El problema de España

Antonio Papell

Antonio Papell

No hay parangones exactos en los sucesivos hitos del devenir de los pueblos. Es inútil buscar en los precedentes fórmulas que nos permitan resolver con viejos métodos los problemas actuales. Sin embargo, la relectura de nuestro pasado, la búsqueda de los antecedentes del relato, sí ayuda al menos a detectar problemas que podrían pasarnos inadvertidos si nadie levantase el foco de observación para contemplar el panorama político, social o parlamentario desde una atalaya intelectual que permita la suficiente perspectiva.
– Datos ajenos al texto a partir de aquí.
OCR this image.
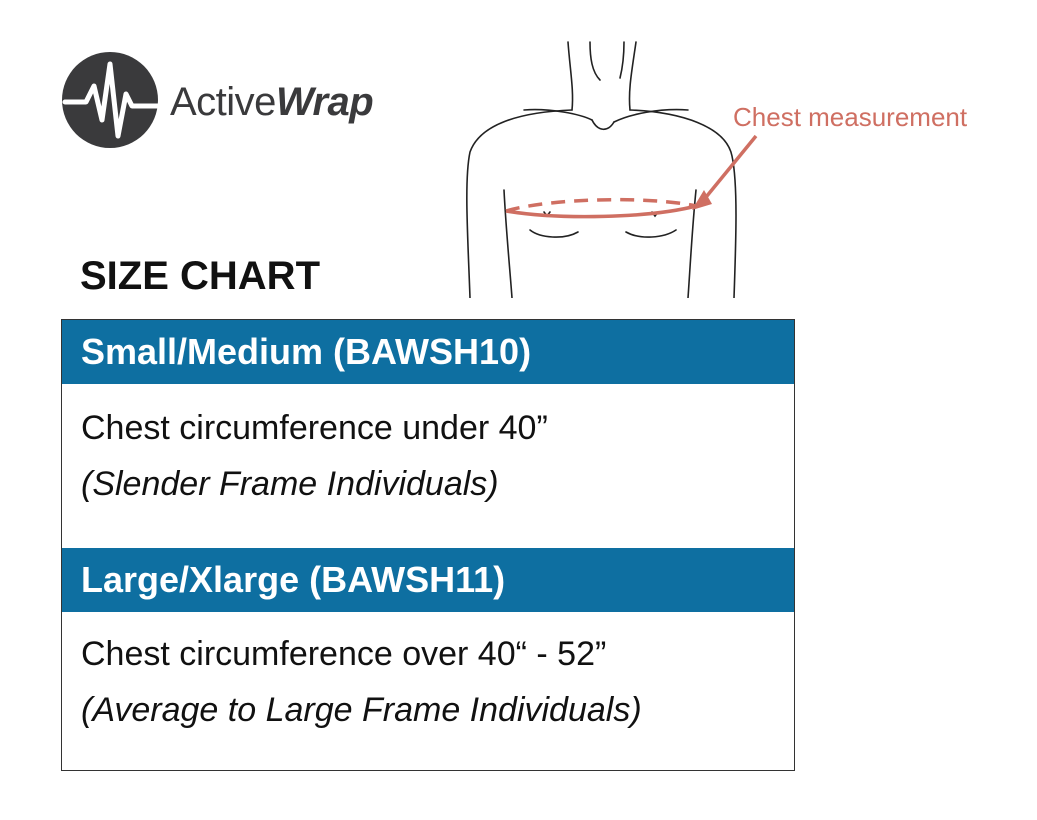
ActiveWrap	Chest measurement
SIZE CHART
Small/Medium (BAWSH10)
Chest circumference under 40”
(Slender Frame Individuals)
Large/Xlarge (BAWSH11)
Chest circumference over 40“ - 52”
(Average to Large Frame Individuals)
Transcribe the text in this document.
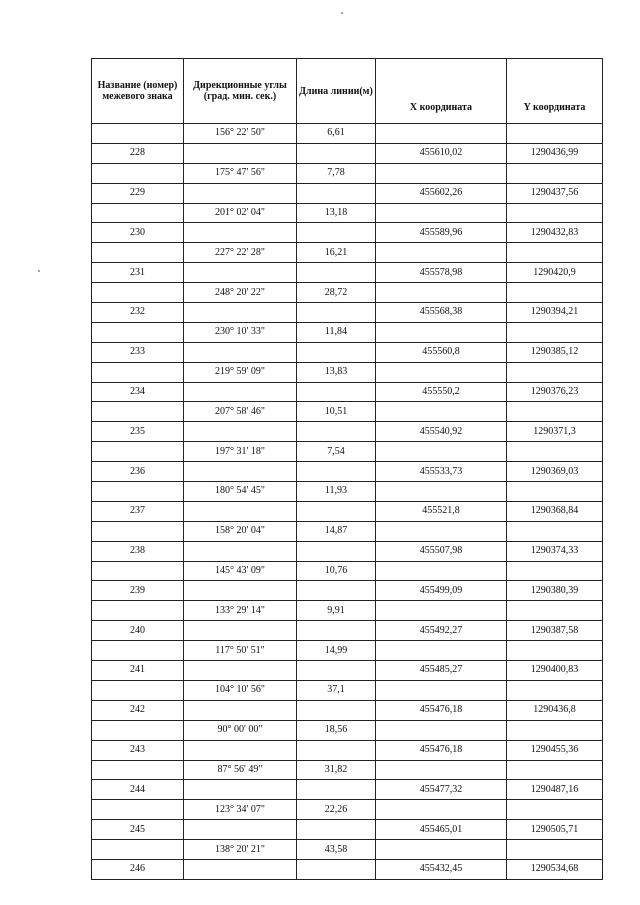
Название (номер) межевого знака	Дирекционные углы (град. мин. сек.)	Длина линии(м)	X координата	Y координата
	156° 22' 50"	6,61		
228			455610,02	1290436,99
	175° 47' 56"	7,78		
229			455602,26	1290437,56
	201° 02' 04"	13,18		
230			455589,96	1290432,83
	227° 22' 28"	16,21		
231			455578,98	1290420,9
	248° 20' 22"	28,72		
232			455568,38	1290394,21
	230° 10' 33"	11,84		
233			455560,8	1290385,12
	219° 59' 09"	13,83		
234			455550,2	1290376,23
	207° 58' 46"	10,51		
235			455540,92	1290371,3
	197° 31' 18"	7,54		
236			455533,73	1290369,03
	180° 54' 45"	11,93		
237			455521,8	1290368,84
	158° 20' 04"	14,87		
238			455507,98	1290374,33
	145° 43' 09"	10,76		
239			455499,09	1290380,39
	133° 29' 14"	9,91		
240			455492,27	1290387,58
	117° 50' 51"	14,99		
241			455485,27	1290400,83
	104° 10' 56"	37,1		
242			455476,18	1290436,8
	90° 00' 00"	18,56		
243			455476,18	1290455,36
	87° 56' 49"	31,82		
244			455477,32	1290487,16
	123° 34' 07"	22,26		
245			455465,01	1290505,71
	138° 20' 21"	43,58		
246			455432,45	1290534,68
Viene esto a cuenta de la relectura de un breve trabajo de Pedro Laín Entralgo, La generación del 98 y el problema de España. Laín, falangista de primera hora, colaborador de Dionisio Ridruejo durante la guerra civil, académico de la lengua desde 1954… fue sin embargo uno de los escasos intelectuales del régimen que se fueron desmarcando de la dictadura y que acabaron adoptando posiciones liberales y democráticas que les hicieron merecer el respeto de los constitucionalistas de 1978. Dicho esto, la lectura de dicho ensayo permite parangonar los tiempos actuales con ciertos aspectos del desarrollo político de la generación del 98: Unamuno, Ganivet, Azorín, Valle-Inclán, Baroja, Antonio y Manuel Machado, Maeztu, Benavente…

Anota Laín que aquellos hombres se formaron en el «cómodo y engañoso remanso de la vida española que subsiguió a la restauración: años de 1880 a 1895. Los españoles, seducidos por la alegre apariencia de la paz anhelada [ulterior a un atormentado siglo XIX de revoluciones, cuarteladas y crisis de Estado] la recibieron como se recibe un tesoro más merecido por gracia que conquistado con esfuerzo, y se condujeron como si en verdad hubiesen resuelto el problema que España tenía latente en su seno».

El angelismo de aquellos jóvenes pensadores se parece en cierta manera a la buena fe derrochada por los autores de la transición española, progresistas y conservadores, radicales y moderados, que llegaron a creer que el pacto de la transición –como en 1985 el Pacto del Pardo entre Cánovas y Sagasta— constituiría ya una base sólida y permanente de valores comunes sobre los que edificar una democracia moderna, sin extremismos ni rupturas, con los nacionalismos periféricos mitigados y pacíficos y con los ecos de la guerra civil convenientemente apagados en su totalidad.

Laín, al constatar lo vano de aquellas ensoñaciones, atribuye el fracaso de la restauración al peso de la historia sobre la mentalidad de aquella generación intelectual. «Descubren estos jóvenes —los de la generación del 98– la vida española que rodea a su mocedad y la halla profundamente insatisfactoria. Una parte de esa vida es la constituida por los esfuerzos de quienes intentan convertir a España en un país liberal y democrático; dan cuerpo a la parte restante los que se dicen fieles al pasado de España, y el nombre de este pasado resisten a las tentativas de los innovadores».

Aquel desencuentro era tan grave y sus gestores fueron tan incapaces que la disputa, pésimamente canalizada por la monarquía borbónica y por un régimen republicanismo raquítico, acabó dirimiéndose en una espantosa guerra civil.

Nuestro régimen surgido de la Constitución de 1978 ha sido incomparablemente mejor en todos sentidos que el de la restauración, entre otras razones porque se habían perfeccionado los modelos europeos en los que queríamos mirarnos para terminar asimilándonos con nuestros vecinos. El sistema político actual es irreversible, de esto no hay duda, pero resulta lamentable que terminen reproduciéndose los viejos fantasmas, en forma mucho menos agresiva y peligrosa pero fantasmas al fin y al cabo. Es muy lamentable tener que asistir al vómito de los viejos odios, ridiculizados por el contexto maduro en que se vierten pero evocadores de tiempos de insidia y rencor. Todavía está vigente aquella célebre descripción de Ganivet: «Yo creo a ratos que las dos grandes fuerzas de España, la que tira para atrás y la que corre hacia adelante, van dislocadas por no querer entenderse, y que de esta discordia se aprovecha el ejército neutral de los ramplones para hacer su agosto; y a ratos pienso también que nuestro país no es lo que parece, y se me ocurre compararlo con un hombre de genio que hubiera tenido la ocurrencia de disfrazarse con careta de burro para dar a sus amigos una broma pesada».